4. Drone CD or Drone App – Practicing with drones can really help you establish great intonation. Practice long tones as unison, fourths, fifths, and other chord tones, such as learning how to properly lower thirds and sevenths. Practice Saint-Saëns’ Symphony No. 3 with drones on Ab and Db. If you don’t have your drones with you, have a friend play a long tone and use this as an opportunity to blend as well.

5. A mirror. Many practice rooms at universities have mirrors on the wall, but some do not. If you are in one of these places without mirrors, or choose to practice at home, invest in an 8-10 inch mirror to carry in your practice/music bag. Occasionally play your routine in front of the mirror and watch your chops/embouchure for any irregularities. My first teacher, Buddy Baker, would often say, “If it sounds right and looks right, it’s probably right.”
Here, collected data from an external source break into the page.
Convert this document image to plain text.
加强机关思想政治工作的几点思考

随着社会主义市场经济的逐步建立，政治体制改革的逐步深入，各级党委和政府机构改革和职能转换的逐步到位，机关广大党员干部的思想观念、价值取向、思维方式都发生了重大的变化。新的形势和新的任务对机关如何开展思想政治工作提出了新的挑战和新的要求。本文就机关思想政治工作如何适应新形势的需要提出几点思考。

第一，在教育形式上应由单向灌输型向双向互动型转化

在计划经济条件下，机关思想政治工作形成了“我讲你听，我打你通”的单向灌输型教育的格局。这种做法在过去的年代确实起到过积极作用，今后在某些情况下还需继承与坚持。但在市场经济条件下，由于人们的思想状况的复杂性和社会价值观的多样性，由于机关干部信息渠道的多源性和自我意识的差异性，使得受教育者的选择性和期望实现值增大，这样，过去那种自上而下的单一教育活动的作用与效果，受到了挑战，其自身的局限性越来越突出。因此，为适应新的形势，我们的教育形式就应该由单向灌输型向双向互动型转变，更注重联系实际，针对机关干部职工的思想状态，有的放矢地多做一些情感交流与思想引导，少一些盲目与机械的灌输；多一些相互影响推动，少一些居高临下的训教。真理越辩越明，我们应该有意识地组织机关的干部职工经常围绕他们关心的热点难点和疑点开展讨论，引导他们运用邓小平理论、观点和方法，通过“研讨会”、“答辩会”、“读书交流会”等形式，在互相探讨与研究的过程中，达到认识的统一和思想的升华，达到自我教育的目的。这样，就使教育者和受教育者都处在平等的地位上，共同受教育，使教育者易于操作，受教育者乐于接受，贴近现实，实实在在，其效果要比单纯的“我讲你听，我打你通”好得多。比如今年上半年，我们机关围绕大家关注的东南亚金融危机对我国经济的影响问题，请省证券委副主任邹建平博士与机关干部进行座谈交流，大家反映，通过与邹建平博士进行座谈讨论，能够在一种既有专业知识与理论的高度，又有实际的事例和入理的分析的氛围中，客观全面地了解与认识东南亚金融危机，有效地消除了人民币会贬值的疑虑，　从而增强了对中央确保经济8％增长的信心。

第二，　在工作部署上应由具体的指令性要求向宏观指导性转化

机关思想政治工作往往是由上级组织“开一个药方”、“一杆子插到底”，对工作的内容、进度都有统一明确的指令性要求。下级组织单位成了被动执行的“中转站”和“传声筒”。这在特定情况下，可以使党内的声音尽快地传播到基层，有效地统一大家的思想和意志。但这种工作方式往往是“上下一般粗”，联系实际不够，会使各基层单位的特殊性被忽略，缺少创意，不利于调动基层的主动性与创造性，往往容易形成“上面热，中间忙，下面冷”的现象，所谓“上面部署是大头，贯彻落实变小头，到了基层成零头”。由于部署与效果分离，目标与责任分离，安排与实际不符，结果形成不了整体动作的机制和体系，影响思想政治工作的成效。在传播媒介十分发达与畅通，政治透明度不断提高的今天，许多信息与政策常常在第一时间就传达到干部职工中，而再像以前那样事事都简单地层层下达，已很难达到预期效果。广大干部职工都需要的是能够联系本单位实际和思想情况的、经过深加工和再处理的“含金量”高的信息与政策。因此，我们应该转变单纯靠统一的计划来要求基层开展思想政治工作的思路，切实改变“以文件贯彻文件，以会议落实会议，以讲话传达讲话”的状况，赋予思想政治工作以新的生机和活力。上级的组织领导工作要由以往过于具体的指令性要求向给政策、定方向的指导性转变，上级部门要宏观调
6. Headphones – If you are studying to be a musician or music educator, choose to invest in nice headphones. The white headphones that come with your iPod simply won’t cut it – you can’t hear all the details of classical music (acoustically speaking, they don’t carry a wide enough frequency spectrum). These cheap headphones are designed specifically for pop music and they are designed to have very little overhead for the manufacturer. Spend $50+ on a good set of headphones and you will start hearing things in recordings that you never heard before.

7. A recording device – Technology is amazing. You can now pick up a great recording device (such as the Zoom H1) for under $100.00. Use this regularly. Record lessons and practice sessions to make sure what you hear when you are practicing is in line with what the audience will hear. Use this in tandem with the nice set of headphones you picked up!
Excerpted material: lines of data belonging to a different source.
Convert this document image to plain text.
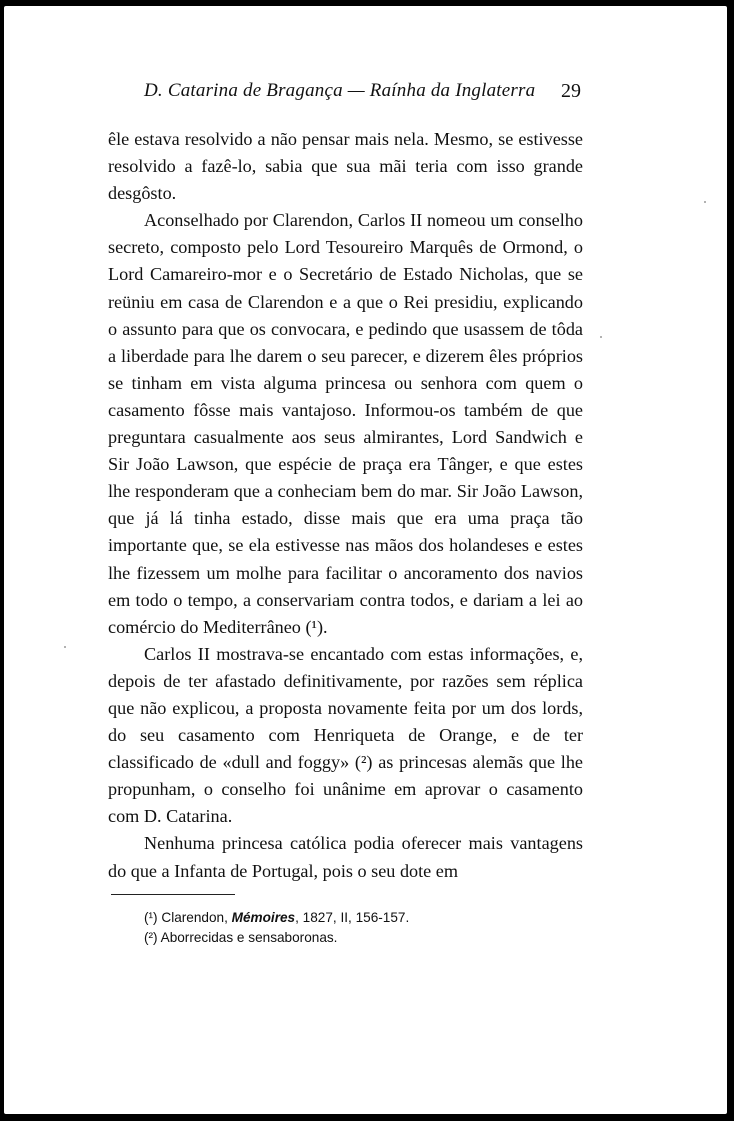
D. Catarina de Bragança — Raínha da Inglaterra	29

êle estava resolvido a não pensar mais nela. Mesmo, se estivesse resolvido a fazê-lo, sabia que sua mãi teria com isso grande desgôsto.

Aconselhado por Clarendon, Carlos II nomeou um conselho secreto, composto pelo Lord Tesoureiro Marquês de Ormond, o Lord Camareiro-mor e o Secretário de Estado Nicholas, que se reüniu em casa de Clarendon e a que o Rei presidiu, explicando o assunto para que os convocara, e pedindo que usassem de tôda a liberdade para lhe darem o seu parecer, e dizerem êles próprios se tinham em vista alguma princesa ou senhora com quem o casamento fôsse mais vantajoso. Informou-os também de que preguntara casualmente aos seus almirantes, Lord Sandwich e Sir João Lawson, que espécie de praça era Tânger, e que estes lhe responderam que a conheciam bem do mar. Sir João Lawson, que já lá tinha estado, disse mais que era uma praça tão importante que, se ela estivesse nas mãos dos holandeses e estes lhe fizessem um molhe para facilitar o ancoramento dos navios em todo o tempo, a conservariam contra todos, e dariam a lei ao comércio do Mediterrâneo (¹).

Carlos II mostrava-se encantado com estas informações, e, depois de ter afastado definitivamente, por razões sem réplica que não explicou, a proposta novamente feita por um dos lords, do seu casamento com Henriqueta de Orange, e de ter classificado de «dull and foggy» (²) as princesas alemãs que lhe propunham, o conselho foi unânime em aprovar o casamento com D. Catarina.

Nenhuma princesa católica podia oferecer mais vantagens do que a Infanta de Portugal, pois o seu dote em

(¹) Clarendon, Mémoires, 1827, II, 156-157.
(²) Aborrecidas e sensaboronas.
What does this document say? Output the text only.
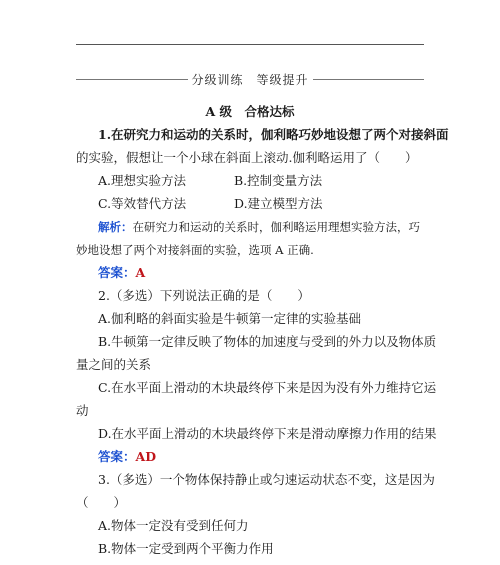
分级训练　等级提升
A 级　合格达标
1.在研究力和运动的关系时，伽利略巧妙地设想了两个对接斜面
的实验，假想让一个小球在斜面上滚动.伽利略运用了（　　）
A.理想实验方法	B.控制变量方法
C.等效替代方法	D.建立模型方法
解析：在研究力和运动的关系时，伽利略运用理想实验方法，巧
妙地设想了两个对接斜面的实验，选项 A 正确.
答案：A
2.（多选）下列说法正确的是（　　）
A.伽利略的斜面实验是牛顿第一定律的实验基础
B.牛顿第一定律反映了物体的加速度与受到的外力以及物体质
量之间的关系
C.在水平面上滑动的木块最终停下来是因为没有外力维持它运
动
D.在水平面上滑动的木块最终停下来是滑动摩擦力作用的结果
答案：AD
3.（多选）一个物体保持静止或匀速运动状态不变，这是因为
（　　）
A.物体一定没有受到任何力
B.物体一定受到两个平衡力作用
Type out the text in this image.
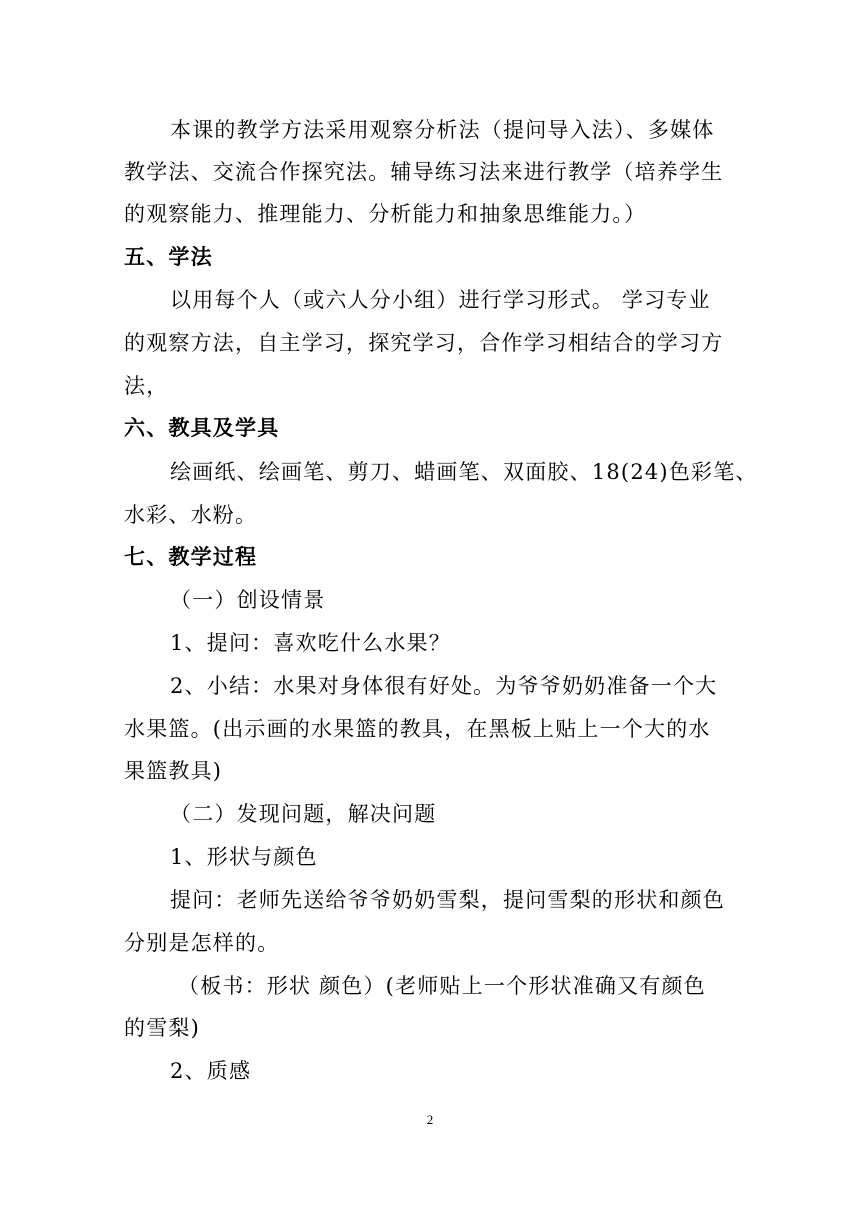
本课的教学方法采用观察分析法（提问导入法）、多媒体
教学法、交流合作探究法。辅导练习法来进行教学（培养学生
的观察能力、推理能力、分析能力和抽象思维能力。）
五、学法
以用每个人（或六人分小组）进行学习形式。 学习专业
的观察方法，自主学习，探究学习，合作学习相结合的学习方
法，
六、教具及学具
绘画纸、绘画笔、剪刀、蜡画笔、双面胶、18(24)色彩笔、
水彩、水粉。
七、教学过程
（一）创设情景
1、提问：喜欢吃什么水果？
2、小结：水果对身体很有好处。为爷爷奶奶准备一个大
水果篮。(出示画的水果篮的教具，在黑板上贴上一个大的水
果篮教具)
（二）发现问题，解决问题
1、形状与颜色
提问：老师先送给爷爷奶奶雪梨，提问雪梨的形状和颜色
分别是怎样的。
（板书：形状 颜色）(老师贴上一个形状准确又有颜色
的雪梨)
2、质感
2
8. Music player – It doesn’t matter what type of player you have (iPod, iPhone, Android phone, Zune, Sansa, etc.), but carry it with you. Purchase quality recordings and have them with you. It is essential to listen to professional recordings with good headphones or speakers to maximize your education. Many students now want to simply go to YouTube to find performances of the pieces they are working on. The problem with this is manifold. 1) There are a lot of mediocre recordings on YouTube, 2) The audio quality of the embedded audio is very poor, 3) This promotes the practice of not paying musicians for their work. As future musicians, we should be supporting others.

9. Purchase your music – Without being patronizing, I feel it is important to include this. I understand that is very expensive to be a student, especially one in the arts. There is a lot of overhead for what we do. When it comes time to select a piece with your professor, he or she may give you a copy of the music to look at in order to get an idea of the piece. Once you have decided that you will perform the piece, purchase it immediately. This reduces the wear and tear on your professor’s music and helps you set a pattern of purchasing music. This will slowly build your own library of pieces. Do not perform from photocopied material if it is under current copyright protection.
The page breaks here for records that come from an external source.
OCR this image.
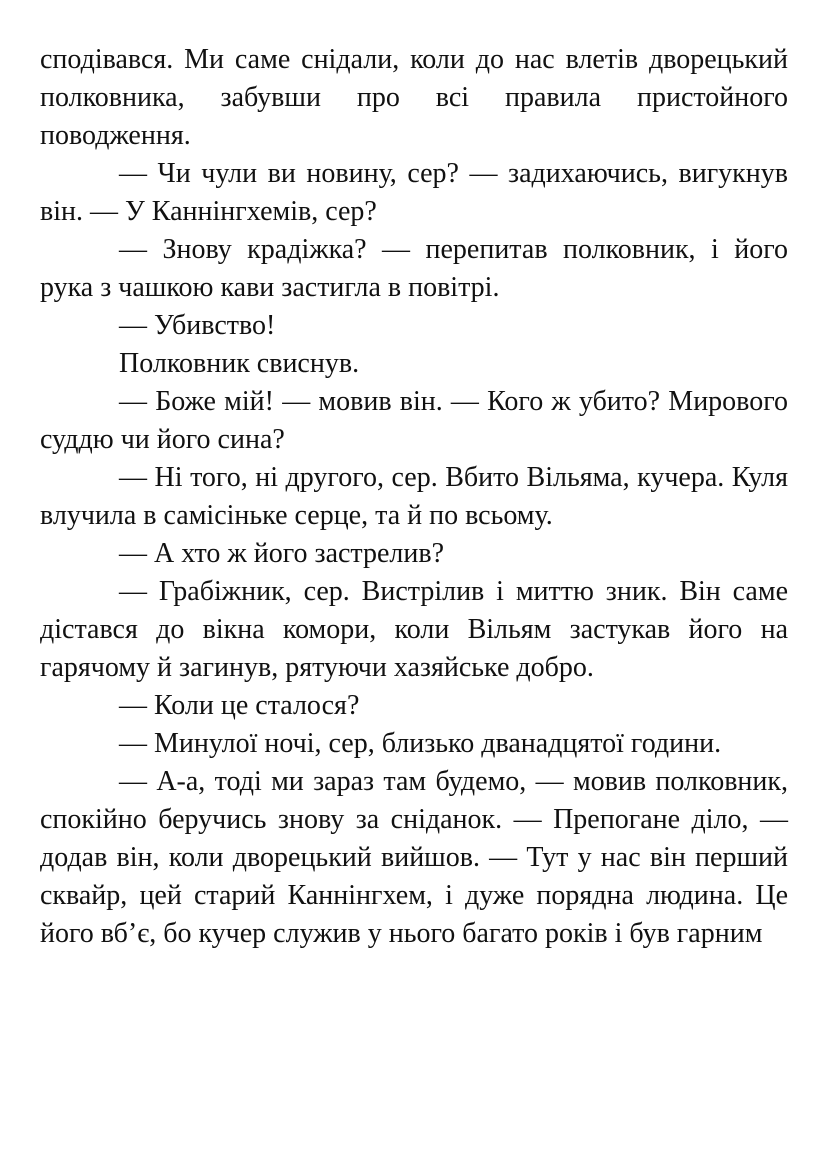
сподівався. Ми саме снідали, коли до нас влетів дворецький полковника, забувши про всі правила пристойного поводження.

— Чи чули ви новину, сер? — задихаючись, вигукнув він. — У Каннінгхемів, сер?

— Знову крадіжка? — перепитав полковник, і його рука з чашкою кави застигла в повітрі.

— Убивство!

Полковник свиснув.

— Боже мій! — мовив він. — Кого ж убито? Мирового суддю чи його сина?

— Ні того, ні другого, сер. Вбито Вільяма, кучера. Куля влучила в самісіньке серце, та й по всьому.

— А хто ж його застрелив?

— Грабіжник, сер. Вистрілив і миттю зник. Він саме дістався до вікна комори, коли Вільям застукав його на гарячому й загинув, рятуючи хазяйське добро.

— Коли це сталося?

— Минулої ночі, сер, близько дванадцятої години.

— А-а, тоді ми зараз там будемо, — мовив полковник, спокійно беручись знову за сніданок. — Препогане діло, — додав він, коли дворецький вийшов. — Тут у нас він перший сквайр, цей старий Каннінгхем, і дуже порядна людина. Це його вб’є, бо кучер служив у нього багато років і був гарним
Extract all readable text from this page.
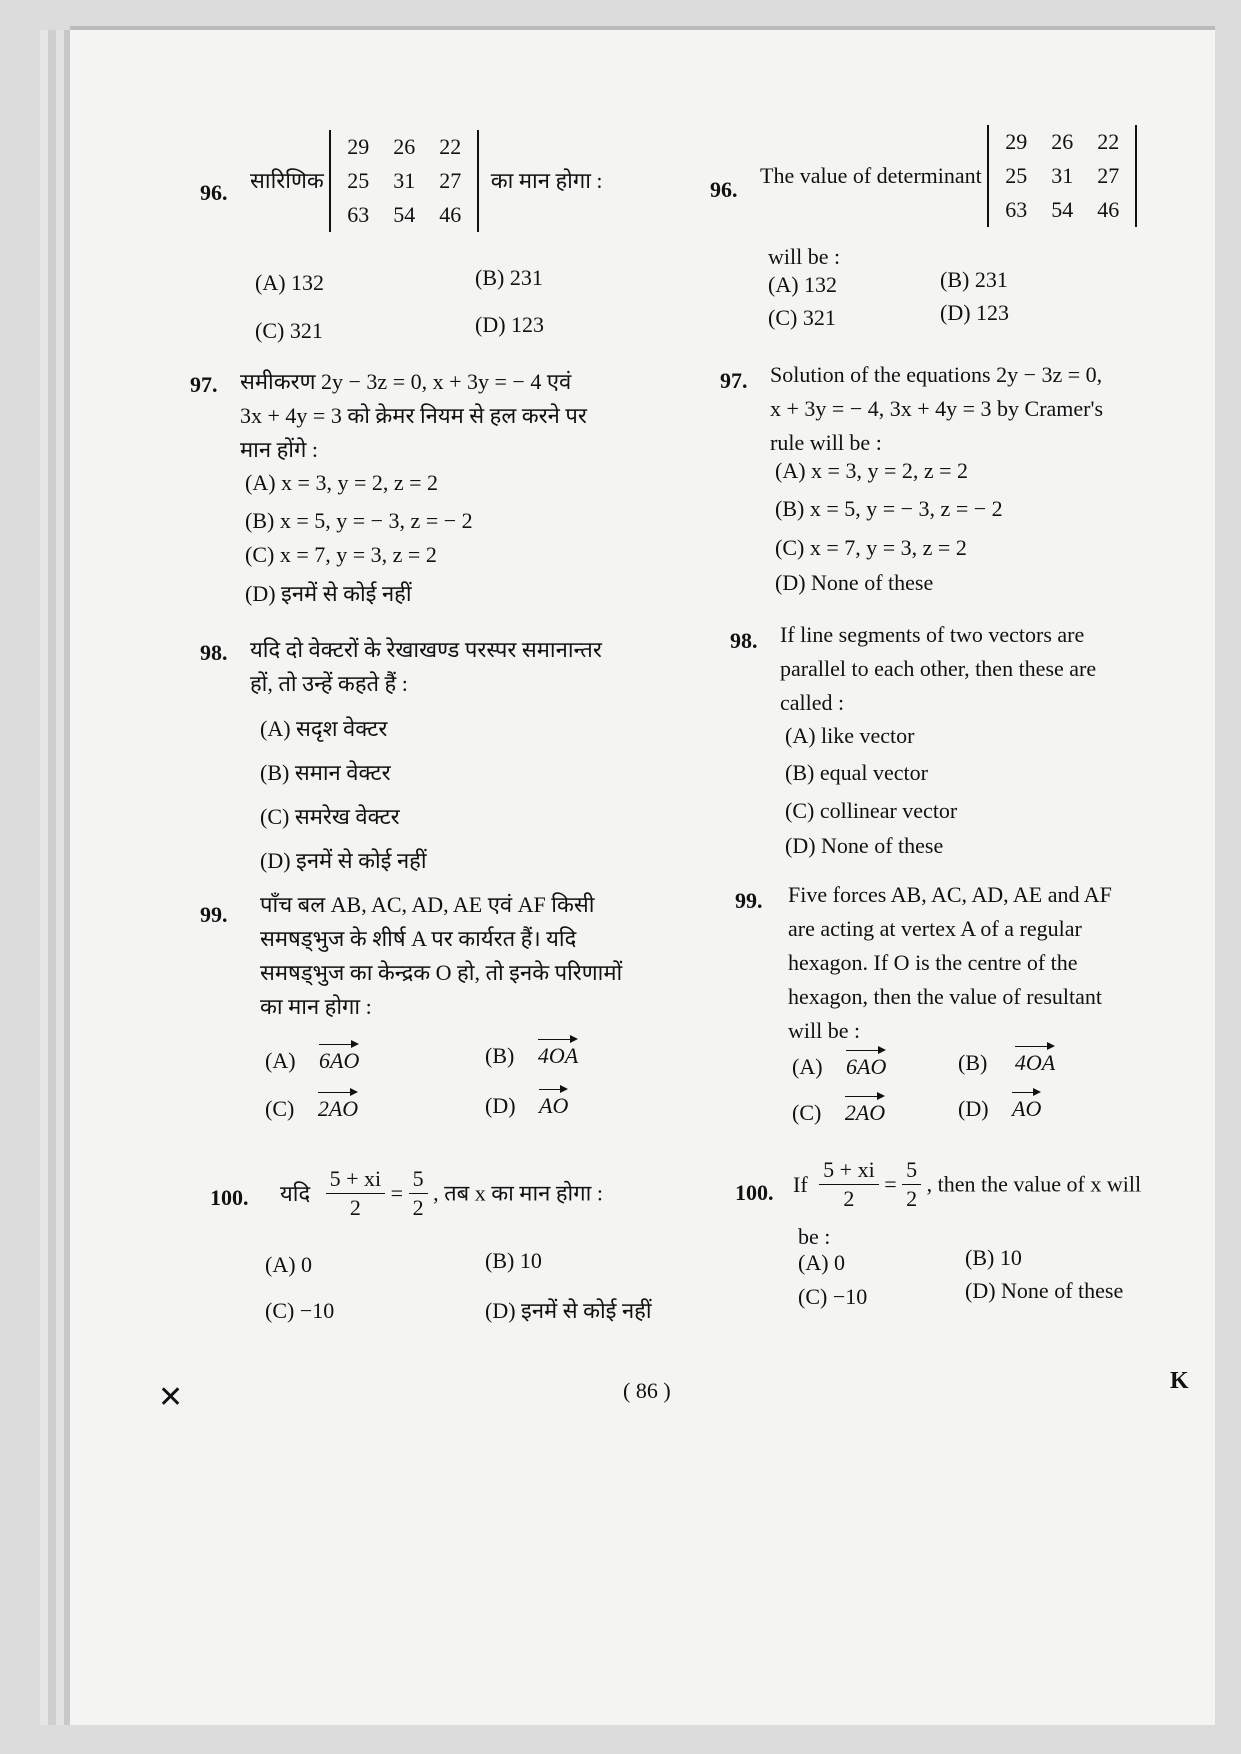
96. सारिणिक
29	26	22
25	31	27
63	54	46
का मान होगा :
(A) 132	(B) 231
(C) 321	(D) 123
97. समीकरण 2y − 3z = 0, x + 3y = − 4 एवं
3x + 4y = 3 को क्रेमर नियम से हल करने पर
मान होंगे :
(A) x = 3, y = 2, z = 2
(B) x = 5, y = − 3, z = − 2
(C) x = 7, y = 3, z = 2
(D) इनमें से कोई नहीं
98. यदि दो वेक्टरों के रेखाखण्ड परस्पर समानान्तर
हों, तो उन्हें कहते हैं :
(A) सदृश वेक्टर
(B) समान वेक्टर
(C) समरेख वेक्टर
(D) इनमें से कोई नहीं
99. पाँच बल AB, AC, AD, AE एवं AF किसी
समषड्भुज के शीर्ष A पर कार्यरत हैं। यदि
समषड्भुज का केन्द्रक O हो, तो इनके परिणामों
का मान होगा :
(A) 6AO	(B) 4OA
(C) 2AO	(D) AO
100. यदि $\frac{5 + xi}{2} = \frac{5}{2}$ , तब x का मान होगा :
(A) 0	(B) 10
(C) −10	(D) इनमें से कोई नहीं
96.
The value of determinant
29	26	22
25	31	27
63	54	46
will be :
(A) 132	(B) 231
(C) 321	(D) 123
97. Solution of the equations 2y − 3z = 0,
x + 3y = − 4, 3x + 4y = 3 by Cramer's
rule will be :
(A) x = 3, y = 2, z = 2
(B) x = 5, y = − 3, z = − 2
(C) x = 7, y = 3, z = 2
(D) None of these
98. If line segments of two vectors are
parallel to each other, then these are
called :
(A) like vector
(B) equal vector
(C) collinear vector
(D) None of these
99. Five forces AB, AC, AD, AE and AF
are acting at vertex A of a regular
hexagon. If O is the centre of the
hexagon, then the value of resultant
will be :
(A) 6AO	(B) 4OA
(C) 2AO	(D) AO
100. If $\frac{5 + xi}{2} = \frac{5}{2}$ , then the value of x will
be :
(A) 0	(B) 10
(C) −10	(D) None of these
( 86 )	K
✕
10. Notebook/Journal – Keep a notebook or journal with you or in your practice/music bag. Keep a record of what you are practicing. Include the tempo when you are working to increase speed. Keep a record of long term (career), semester goals, and immediate goals. These immediate or “micro” goals can include things like, “developing an open sound on the second partial,” or “keeping a steady tone in the trigger/valve register.” These are things to remember when doing your daily routine.